Keeping Your Costs Down When Building a Mezzanine

You can always maximize your space by creating another level or floor. It’s called a mezzanine floor – sometimes a semi-permanent structure that is annexed between the existing floor and the ceiling. Considered as a highly cost-effective solution to extend your cramped building space, it is much more beneficial when compared to alternative means such as relocating or extending the land area. Despite the lower costs, insufficient planning and consideration would make the construction and design of the mezzanine expensive.

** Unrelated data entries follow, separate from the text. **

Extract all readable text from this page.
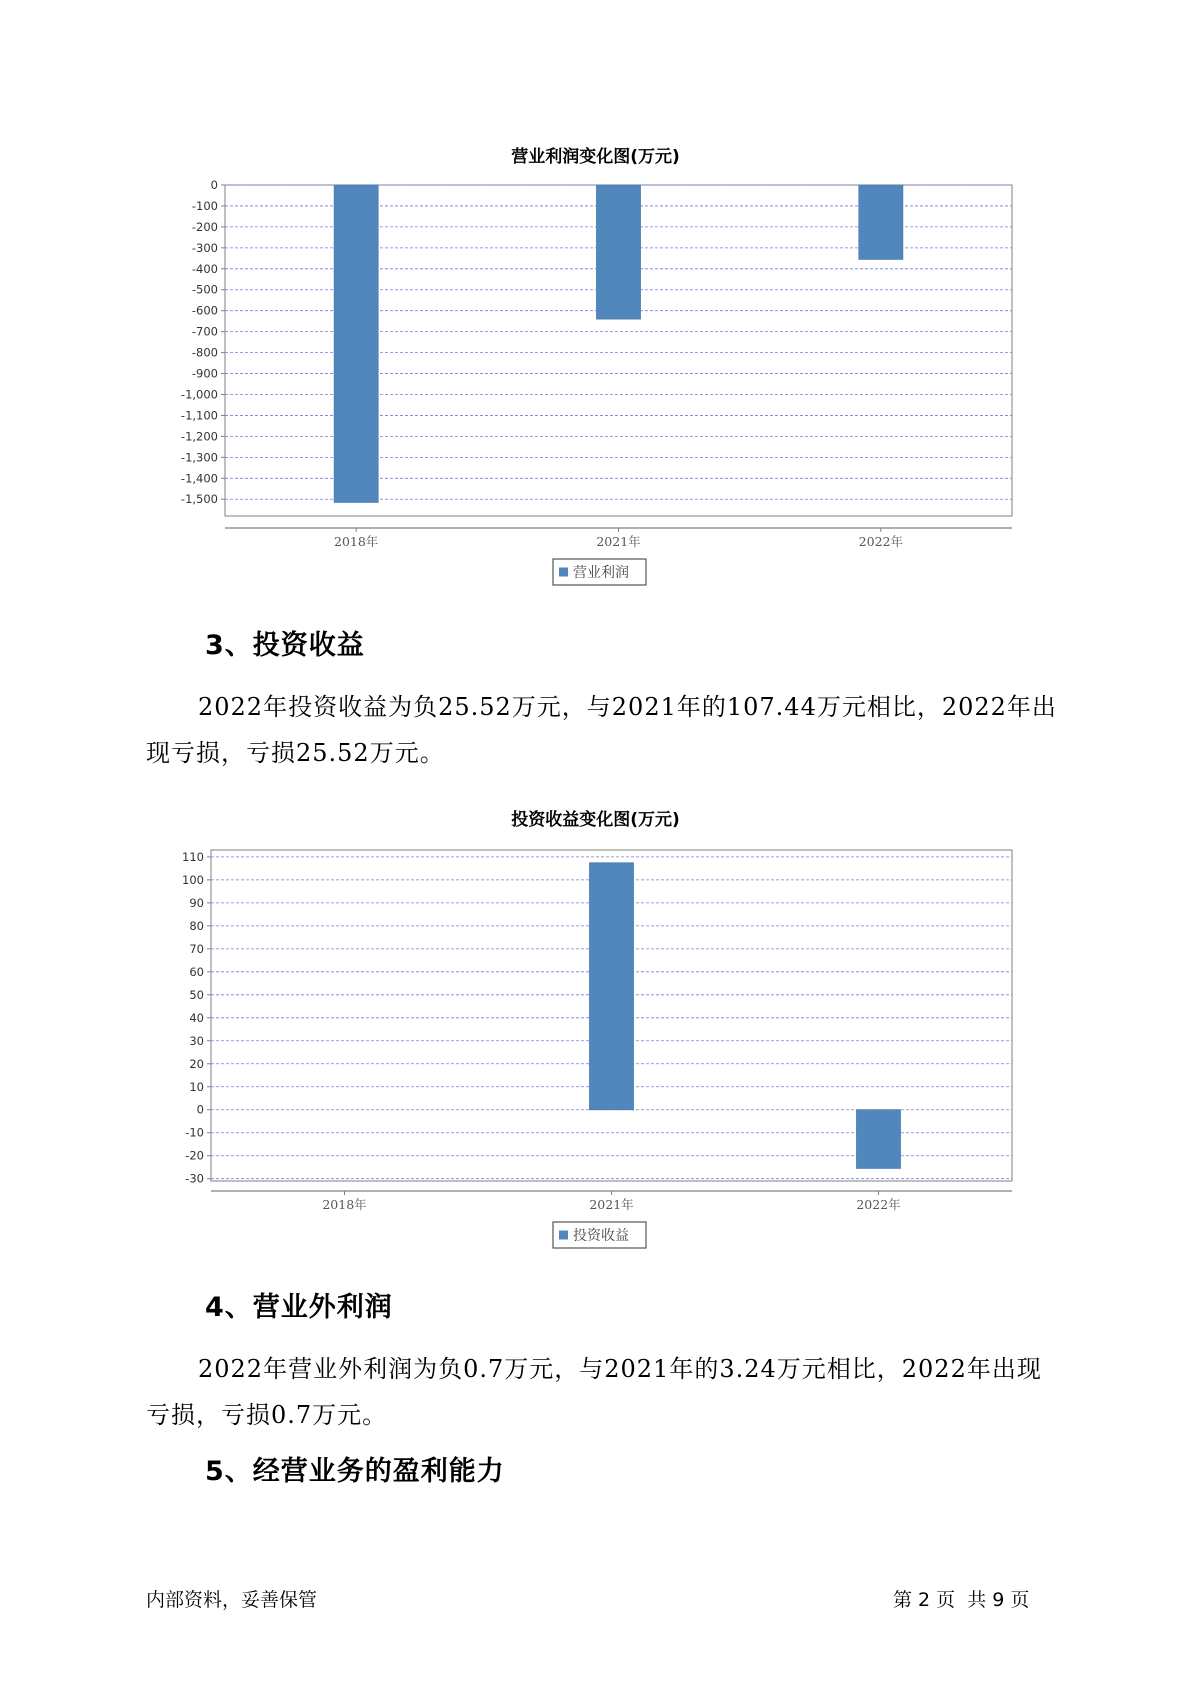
营业利润变化图(万元)
0
-100
-200
-300
-400
-500
-600
-700
-800
-900
-1,000
-1,100
-1,200
-1,300
-1,400
-1,500
2018年	2021年	2022年
营业利润
3、投资收益

2022年投资收益为负25.52万元，与2021年的107.44万元相比，2022年出现亏损，亏损25.52万元。

投资收益变化图(万元)
110
100
90
80
70
60
50
40
30
20
10
0
-10
-20
-30
2018年	2021年	2022年
投资收益
4、营业外利润

2022年营业外利润为负0.7万元，与2021年的3.24万元相比，2022年出现亏损，亏损0.7万元。

5、经营业务的盈利能力
内部资料，妥善保管	第 2 页  共 9 页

Keeping costs into consideration, we listed important guidelines to keep you from overspending when installing a mezzanine floor:

Keep Mezzanine Height to a Minimum

Depending on the height where the mezzanine floor is placed, safety regulations should be a prime consideration to determine the safety measures and features that must be included during construction. For instance, a mid-staircase landing may be necessary if the floor is very high. Therefore, you can greatly cut your costs by making sure that the mezzanine floor is placed at the minimum height possible.

OSHA Crossover StairsPurpose of the Floor

Your first factor to consider must be how the new extra flooring will be utilized after construction. For safety and security factors, the weight it will bear is the main problem when making mezzanines. Overstating these needs is one of the most typical factors for unneeded extra expenses being factored right into the specs.

Normally, you intend to make sure that the materials for the floor have the ability to maintain the requisite weight. You desire to increase and also inspect your estimations to make certain that the optimum quantity of architectural steel percentage is integrated right into the mezzanine flooring. There are constructing policies that determine the minimum packing requirements. Presently, this is evaluated 3.5 kN/m2 for an evenly dispersed weight, such as an office space.

Your Heaviest Load Points Should Be the Focal Points

The structural steel framework specifications are generally based on an even distribution of load. However, it is possible to change some sections in unexpected areas to make way for heavier load points. When load points are accurately identified, additional support for these areas is accommodated, thereby lowering expensive replacements later.

Keep Safety Related Costs in the Backburner

Although a cost-effective method of creating a working space double in size, a mezzanine floor will still gather budget requirements more than what you expect. Complying with safety requirements will always mean additional costs. For instance, the design at strategic points calls for fire escapes so that the new floor will match what the building regulations require. These safety compliance factors need to be counted in when doing your budget planning.

Explore Options with the Column Grid

Structural steelwork makes up the lion’s share of the budget. But you can minimize the costs by optimizing the design and function of the column grid. Remember, this is a decision hinge on the installation company. They will be able to provide a breakdown of the costs and give you a range of options involved with your plan and design in place. When determining the column’s positions, the goal is to ideally balance the carrying capacity requirement, given the layout spread minus the obstructions. However, the more columns you include, the overall installation will be much cheaper.

Be Intuitive of Access Requirements

With the desired number of access points, costs will be directly proportional. Either way, you should be aiming for fewer access points without compromising your operational requirements. You should consult an inspector for local building regulations before making a final decision. Compliance with minimum legal requirements is critical before the construction. Come up with load requirement calculations too to keep the expenses low and avoid getting the wrong material specifications.

Decking Surface Needs Flexibility

The decking surface you want should be acquired with the purpose in mind of how the mezzanine will be used. If there is room for flexibility, then you might save by choosing a cheaper finish, rather than scrimping foundational materials. Extremely durable and long-lasting, using steel is necessary to support heavy loads on the floor. For general purposes, high-density particleboard decking with 38mm width is adequate enough to hold.

Mezzanine floors could be customized depending on your needs. You should consult a designer and stairs experts to prioritize safety over savings. Ultimately, the safety of your employees is at stake and getting them a strong mezzanine floor to last for years should be your priority.